Thu Feb 18 23:27:06 EST 2010

On Feb 18, 10:58 pm, Paul Rubin <no.em... at nospam.invalid> wrote:
> Steve Howell <showel... at yahoo.com> writes:
> >> But frankly, although there's no reason that you _have_ to name the
> >> content at each step, I find it a lot more readable if you do:
>
> >> def print_numbers():
> >>     tuples = [(n*n, n*n*n) for n in (1,2,3,4,5,6)]
> >>     filtered = [ cube for (square, cube) in tuples if square!=25 and
> >> cube!=64 ]
> >>     for f in filtered:
> >>         print f
>
> > The names you give to the intermediate results here are
> > terse--"tuples" and "filtered"--so your code reads nicely.
>
> But that example makes tuples and filtered into completely expanded
> lists in memory.  I don't know Ruby so I've been wondering whether the
> Ruby code would run as an iterator pipeline that uses constant memory.

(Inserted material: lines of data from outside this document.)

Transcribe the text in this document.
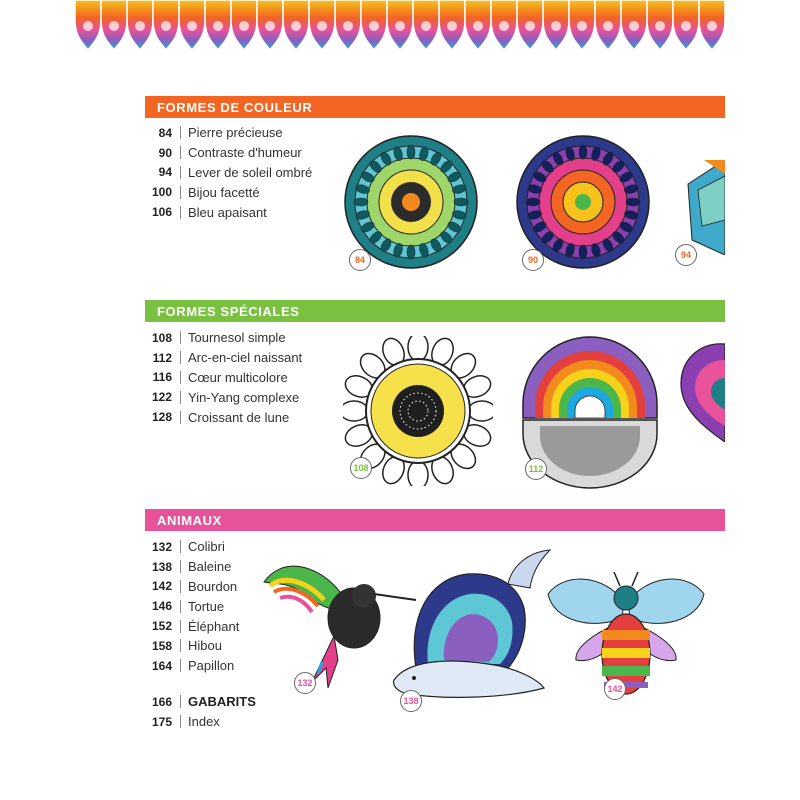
FORMES DE COULEUR
84 Pierre précieuse
90 Contraste d'humeur
94 Lever de soleil ombré
100 Bijou facetté
106 Bleu apaisant
84	90	94
FORMES SPÉCIALES
108 Tournesol simple
112 Arc-en-ciel naissant
116 Cœur multicolore
122 Yin-Yang complexe
128 Croissant de lune
108	112
ANIMAUX
132 Colibri
138 Baleine
142 Bourdon
146 Tortue
152 Éléphant
158 Hibou
164 Papillon
166 GABARITS
175 Index
132
138
142
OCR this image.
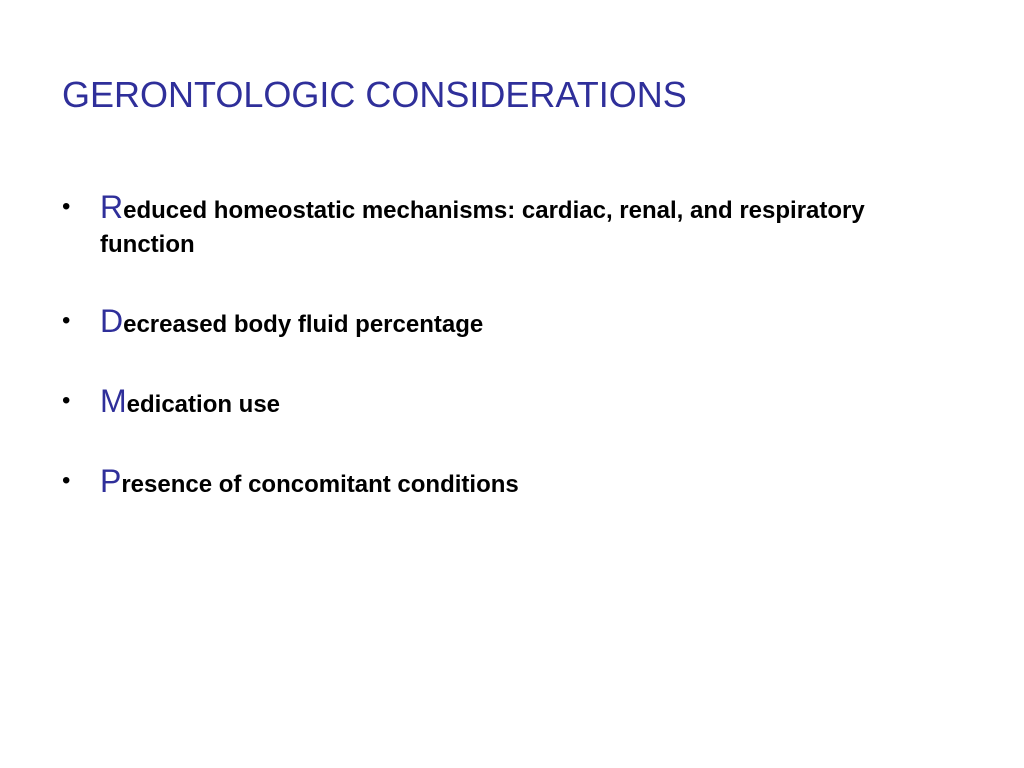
GERONTOLOGIC CONSIDERATIONS
• Reduced homeostatic mechanisms: cardiac, renal, and respiratory function
• Decreased body fluid percentage
• Medication use
• Presence of concomitant conditions
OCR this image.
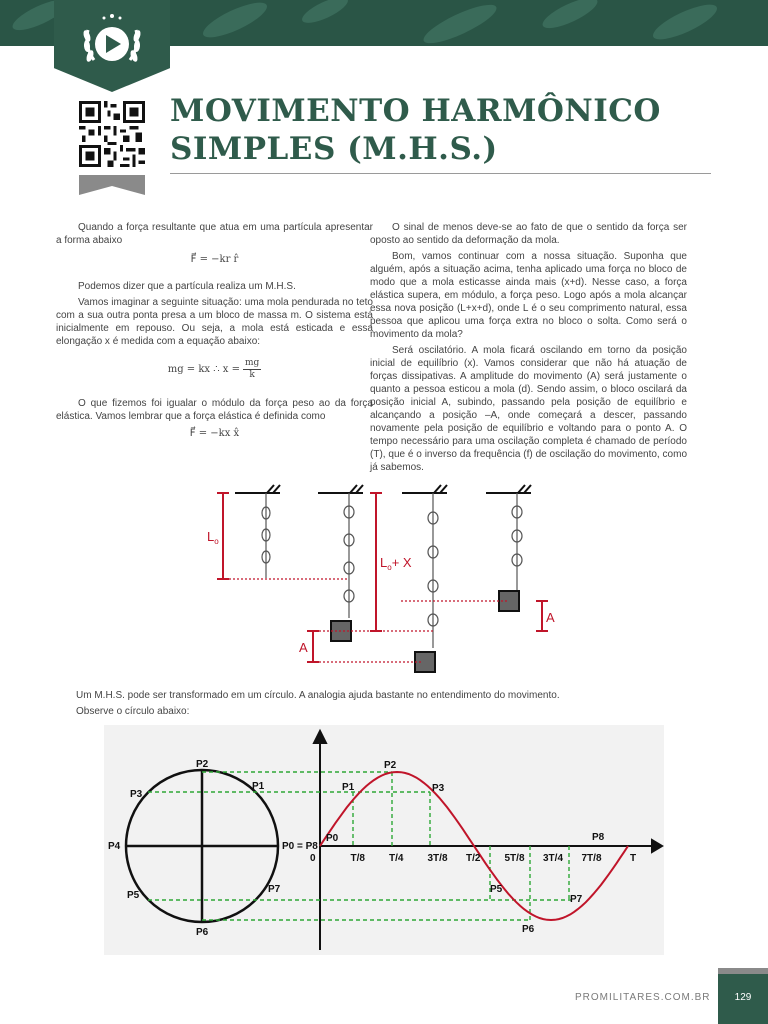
MOVIMENTO HARMÔNICO
SIMPLES (M.H.S.)

Quando a força resultante que atua em uma partícula apresentar a forma abaixo

F⃗ = −kr r̂

Podemos dizer que a partícula realiza um M.H.S.

Vamos imaginar a seguinte situação: uma mola pendurada no teto com a sua outra ponta presa a um bloco de massa m. O sistema está inicialmente em repouso. Ou seja, a mola está esticada e essa elongação x é medida com a equação abaixo:

mg = kx ∴ $x = \frac{mg}{k}$

O que fizemos foi igualar o módulo da força peso ao da força elástica. Vamos lembrar que a força elástica é definida como

F⃗ = −kx x̂

O sinal de menos deve-se ao fato de que o sentido da força ser oposto ao sentido da deformação da mola.

Bom, vamos continuar com a nossa situação. Suponha que alguém, após a situação acima, tenha aplicado uma força no bloco de modo que a mola esticasse ainda mais (x+d). Nesse caso, a força elástica supera, em módulo, a força peso. Logo após a mola alcançar essa nova posição (L+x+d), onde L é o seu comprimento natural, essa pessoa que aplicou uma força extra no bloco o solta. Como será o movimento da mola?

Será oscilatório. A mola ficará oscilando em torno da posição inicial de equilíbrio (x). Vamos considerar que não há atuação de forças dissipativas. A amplitude do movimento (A) será justamente o quanto a pessoa esticou a mola (d). Sendo assim, o bloco oscilará da posição inicial A, subindo, passando pela posição de equilíbrio e alcançando a posição –A, onde começará a descer, passando novamente pela posição de equilíbrio e voltando para o ponto A. O tempo necessário para uma oscilação completa é chamado de período (T), que é o inverso da frequência (f) de oscilação do movimento, como já sabemos.

$L_o$
$L_o+ X$
A
A
Um M.H.S. pode ser transformado em um círculo. A analogia ajuda bastante no entendimento do movimento.
Observe o círculo abaixo:
0	T/8 T/4 3T/8 T/2 5T/8 3T/4 7T/8	T
P2
P1
P3
P4	P0 = P8
P7
P5
P6
P0
P1
P2
P3
P5
P6
P7
P8
PROMILITARES.COM.BR	129
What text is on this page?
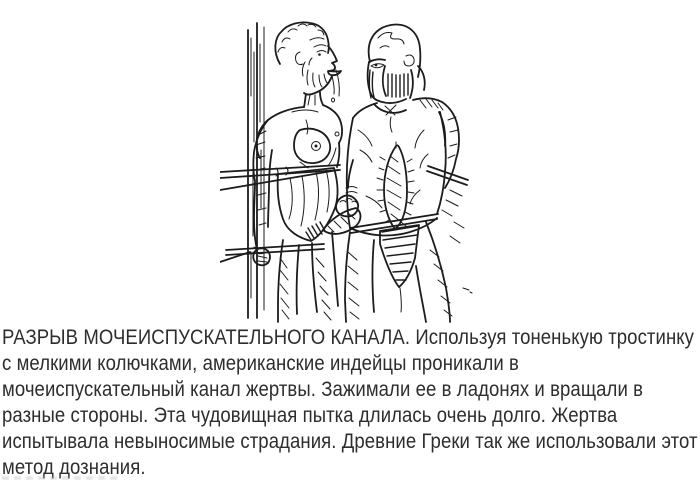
РАЗРЫВ МОЧЕИСПУСКАТЕЛЬНОГО КАНАЛА. Используя тоненькую тростинку
с мелкими колючками, американские индейцы проникали в
мочеиспускательный канал жертвы. Зажимали ее в ладонях и вращали в
разные стороны. Эта чудовищная пытка длилась очень долго. Жертва
испытывала невыносимые страдания. Древние Греки так же использовали этот
метод дознания.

I don't know how Ruby works, either.  If it's using constant memory,
switching the Python to generator comprehensions (and getting constant
memory usage) is simply a matter of turning square brackets into
parentheses:

def print_numbers():
    tuples = ((n*n, n*n*n) for n in (1,2,3,4,5,6))
    filtered = ( cube for (square, cube) in tuples if square!=25 and
                 cube!=64 )
    for f in filtered:
        print f

Replace (1,2,3,4,5,6) with xrange(100000000) and memory usage still
stays constant.

Though for this particular example, I prefer a strict looping solution
akin to what Jonathan Gardner had upthread:

for n in (1,2,3,4,5,6):
    square = n*n
    cube = n*n*n
    if square == 25 or cube == 64: continue
    print cube

> > In a more real world example, the intermediate results would be
> > something like this:
>
> >    departments
> >    departments_in_new_york
> >    departments_in_new_york_not_on_bonus_cycle
> >    employees_in_departments_in_new_york_not_on_bonus_cycle
> >    names_of_employee_in_departments_in_new_york_not_on_bonus_cycle

I don't think the assertion that the names would be ridiculously long
is accurate, either.

Something like:

departments = blah
ny_depts = blah(departments)
non_bonus_depts = blah(ny_depts)
non_bonus_employees = blah(non_bonus_depts)
employee_names = blah(non_bonus_employees)

If the code is at all well-structured, it'll be just as obvious from
the context that each list/generator/whatever is building from the
previous one as it is in the anonymous block case.